Zero Dark Thirty doesn’t deserve anything, much less a Best Actress nom for Jessica Chastain, the most overrated actress in Hollywood. She remains expressionless and blank the whole film. Oh, wait, she has one moment of indignation in a conference room. Sorry.
Life of Pi doesn’t deserve eleven nominations, three more than Les Mis, and certainly no Best Picture—I’m sensing a bit of cronyism with this and the ZDT nom. Never mind. It might win a tech award, but nothing major. Just a shame it’s gobbling up slots that could be taken by better films.
I wanted Rust and Bone to be nominated for Best Picture—it’s a far superior endeavor than half of the nominees—but no Best Actress for Marion’s Cotillard’s subtle, riveting performance is a scandal, especially when they gave one to a nine-year-old who just screams and pouts all through That Bathtub… don’t get me started again.

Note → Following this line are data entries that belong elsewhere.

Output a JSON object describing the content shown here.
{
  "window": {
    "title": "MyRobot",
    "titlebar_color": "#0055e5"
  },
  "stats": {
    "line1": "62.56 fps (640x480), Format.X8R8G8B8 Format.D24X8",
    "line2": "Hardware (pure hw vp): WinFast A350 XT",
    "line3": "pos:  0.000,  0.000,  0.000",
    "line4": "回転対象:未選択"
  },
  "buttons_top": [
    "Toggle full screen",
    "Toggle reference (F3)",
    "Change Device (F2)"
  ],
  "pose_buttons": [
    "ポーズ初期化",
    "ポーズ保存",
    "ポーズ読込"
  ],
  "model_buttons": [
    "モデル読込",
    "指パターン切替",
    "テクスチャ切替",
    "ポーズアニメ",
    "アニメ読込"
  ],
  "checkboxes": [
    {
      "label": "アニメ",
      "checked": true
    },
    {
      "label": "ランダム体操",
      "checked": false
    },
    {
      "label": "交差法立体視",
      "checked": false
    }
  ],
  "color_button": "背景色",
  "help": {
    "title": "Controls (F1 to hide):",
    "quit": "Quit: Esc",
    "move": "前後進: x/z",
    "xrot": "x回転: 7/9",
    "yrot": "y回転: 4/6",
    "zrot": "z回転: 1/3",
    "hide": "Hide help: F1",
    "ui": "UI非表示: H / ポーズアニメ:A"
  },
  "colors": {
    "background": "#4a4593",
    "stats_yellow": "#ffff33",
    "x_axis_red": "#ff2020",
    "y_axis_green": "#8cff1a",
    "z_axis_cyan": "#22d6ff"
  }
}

I was probably overly generous with my praise of Cloud Atlas, but I still believe it is the most audacious film ever made in terms of its intricacy and scope, not to mention difficulty in adaptation. As a screenwriter, I wouldn’t have known where to begin. I thought it was masterfully done, and I am the hardest person the Wachowski Siblings and Tom Tykwer could have pleased because the book is one of my all-time favorites. But they were shut out even from the tech categories, which means establishment Hollywood still isn’t ready for these guys.
Last bugaboo: Nothing for Tom Hooper for Les Mis? Dear Academy, if you’re going to hand out nine Best Picture noms, you have to do the same with the director category. I appreciate that producers actually get the film made, but directors make the film. Come on. Aren’t liberals meant to be fair?